If you’re going to use threading, at least one side is going to have to do something to ensure that results are correctly passed back to the main thread. Make this responsibility explicit. For example, you could give each storage implementation an Update method, which the storage implementation can and should use to invoke any pending callbacks from the main thread. Or you could have the layer higher up do the polling.

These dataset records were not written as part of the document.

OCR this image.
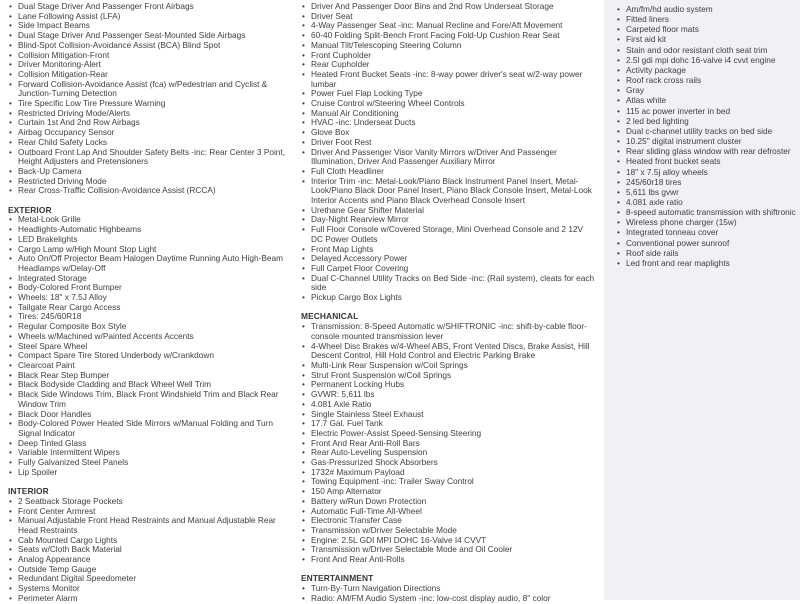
• Dual Stage Driver And Passenger Front Airbags
• Lane Following Assist (LFA)
• Side Impact Beams
• Dual Stage Driver And Passenger Seat-Mounted Side Airbags
• Blind-Spot Collision-Avoidance Assist (BCA) Blind Spot
• Collision Mitigation-Front
• Driver Monitoring-Alert
• Collision Mitigation-Rear
• Forward Collision-Avoidance Assist (fca) w/Pedestrian and Cyclist & Junction-Turning Detection
• Tire Specific Low Tire Pressure Warning
• Restricted Driving Mode/Alerts
• Curtain 1st And 2nd Row Airbags
• Airbag Occupancy Sensor
• Rear Child Safety Locks
• Outboard Front Lap And Shoulder Safety Belts -inc: Rear Center 3 Point, Height Adjusters and Pretensioners
• Back-Up Camera
• Restricted Driving Mode
• Rear Cross-Traffic Collision-Avoidance Assist (RCCA)
EXTERIOR
• Metal-Look Grille
• Headlights-Automatic Highbeams
• LED Brakelights
• Cargo Lamp w/High Mount Stop Light
• Auto On/Off Projector Beam Halogen Daytime Running Auto High-Beam Headlamps w/Delay-Off
• Integrated Storage
• Body-Colored Front Bumper
• Wheels: 18" x 7.5J Alloy
• Tailgate Rear Cargo Access
• Tires: 245/60R18
• Regular Composite Box Style
• Wheels w/Machined w/Painted Accents Accents
• Steel Spare Wheel
• Compact Spare Tire Stored Underbody w/Crankdown
• Clearcoat Paint
• Black Rear Step Bumper
• Black Bodyside Cladding and Black Wheel Well Trim
• Black Side Windows Trim, Black Front Windshield Trim and Black Rear Window Trim
• Black Door Handles
• Body-Colored Power Heated Side Mirrors w/Manual Folding and Turn Signal Indicator
• Deep Tinted Glass
• Variable Intermittent Wipers
• Fully Galvanized Steel Panels
• Lip Spoiler
INTERIOR
• 2 Seatback Storage Pockets
• Front Center Armrest
• Manual Adjustable Front Head Restraints and Manual Adjustable Rear Head Restraints
• Cab Mounted Cargo Lights
• Seats w/Cloth Back Material
• Analog Appearance
• Outside Temp Gauge
• Redundant Digital Speedometer
• Systems Monitor
• Perimeter Alarm
• Driver And Passenger Door Bins and 2nd Row Underseat Storage
• Driver Seat
• 4-Way Passenger Seat -inc: Manual Recline and Fore/Aft Movement
• 60-40 Folding Split-Bench Front Facing Fold-Up Cushion Rear Seat
• Manual Tilt/Telescoping Steering Column
• Front Cupholder
• Rear Cupholder
• Heated Front Bucket Seats -inc: 8-way power driver's seat w/2-way power lumbar
• Power Fuel Flap Locking Type
• Cruise Control w/Steering Wheel Controls
• Manual Air Conditioning
• HVAC -inc: Underseat Ducts
• Glove Box
• Driver Foot Rest
• Driver And Passenger Visor Vanity Mirrors w/Driver And Passenger Illumination, Driver And Passenger Auxiliary Mirror
• Full Cloth Headliner
• Interior Trim -inc: Metal-Look/Piano Black Instrument Panel Insert, Metal-Look/Piano Black Door Panel Insert, Piano Black Console Insert, Metal-Look Interior Accents and Piano Black Overhead Console Insert
• Urethane Gear Shifter Material
• Day-Night Rearview Mirror
• Full Floor Console w/Covered Storage, Mini Overhead Console and 2 12V DC Power Outlets
• Front Map Lights
• Delayed Accessory Power
• Full Carpet Floor Covering
• Dual C-Channel Utility Tracks on Bed Side -inc: (Rail system), cleats for each side
• Pickup Cargo Box Lights
MECHANICAL
• Transmission: 8-Speed Automatic w/SHIFTRONIC -inc: shift-by-cable floor-console mounted transmission lever
• 4-Wheel Disc Brakes w/4-Wheel ABS, Front Vented Discs, Brake Assist, Hill Descent Control, Hill Hold Control and Electric Parking Brake
• Multi-Link Rear Suspension w/Coil Springs
• Strut Front Suspension w/Coil Springs
• Permanent Locking Hubs
• GVWR: 5,611 lbs
• 4.081 Axle Ratio
• Single Stainless Steel Exhaust
• 17.7 Gal. Fuel Tank
• Electric Power-Assist Speed-Sensing Steering
• Front And Rear Anti-Roll Bars
• Rear Auto-Leveling Suspension
• Gas-Pressurized Shock Absorbers
• 1732# Maximum Payload
• Towing Equipment -inc: Trailer Sway Control
• 150 Amp Alternator
• Battery w/Run Down Protection
• Automatic Full-Time All-Wheel
• Electronic Transfer Case
• Transmission w/Driver Selectable Mode
• Engine: 2.5L GDI MPI DOHC 16-Valve I4 CVVT
• Transmission w/Driver Selectable Mode and Oil Cooler
• Front And Rear Anti-Rolls
ENTERTAINMENT
• Turn-By-Turn Navigation Directions
• Radio: AM/FM Audio System -inc: low-cost display audio, 8" color
• Am/fm/hd audio system
• Fitted liners
• Carpeted floor mats
• First aid kit
• Stain and odor resistant cloth seat trim
• 2.5l gdi mpi dohc 16-valve i4 cvvt engine
• Activity package
• Roof rack cross rails
• Gray
• Atlas white
• 115 ac power inverter in bed
• 2 led bed lighting
• Dual c-channel utility tracks on bed side
• 10.25" digital instrument cluster
• Rear sliding glass window with rear defroster
• Heated front bucket seats
• 18" x 7.5j alloy wheels
• 245/60r18 tires
• 5,611 lbs gvwr
• 4.081 axle ratio
• 8-speed automatic transmission with shiftronic
• Wireless phone charger (15w)
• Integrated tonneau cover
• Conventional power sunroof
• Roof side rails
• Led front and rear maplights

Or you could use high-level GC languages features like C#’s async-await. These can also help to make asynchronous programming easier as we can let the runtime take care of mundane stuff like waiting and polling. Though do try to understand how they work under the hood before using them in earnest. Async-await in C# is built upon the Task model. Tasks are not threads. Tasks run on threads. Within Unity, that means async-await tasks tend to run on the main thread, just like Unity’s coroutines, unless you take appropriate measures to spawn a task on a new thread.

    public async Task<LoadResponse> Load(LoadRequest request)
    {
        return await Task.Run(() =>
        {
            byte[] b = File.ReadAllBytes(GetPath(request.fileName));
            return new LoadResponse() { buffer = b };
        });
    }

In this fragment, the call to Task.Run from the System.Threading.Tasks namespace will schedule the work within the lambda to be executed on another thread provided by the threadpool, and as such this operation will not block the main thread that called the Load method. A nice thing about this style is that the asynchronous nature of the method is immediately visible right there in the method signature. An API consumer calling this method will know that the method is asynchronous, realise it may take some time, and will take measures to deal with that appropriately, rather than assumming that every method returns immediately and the concept of time does not exist.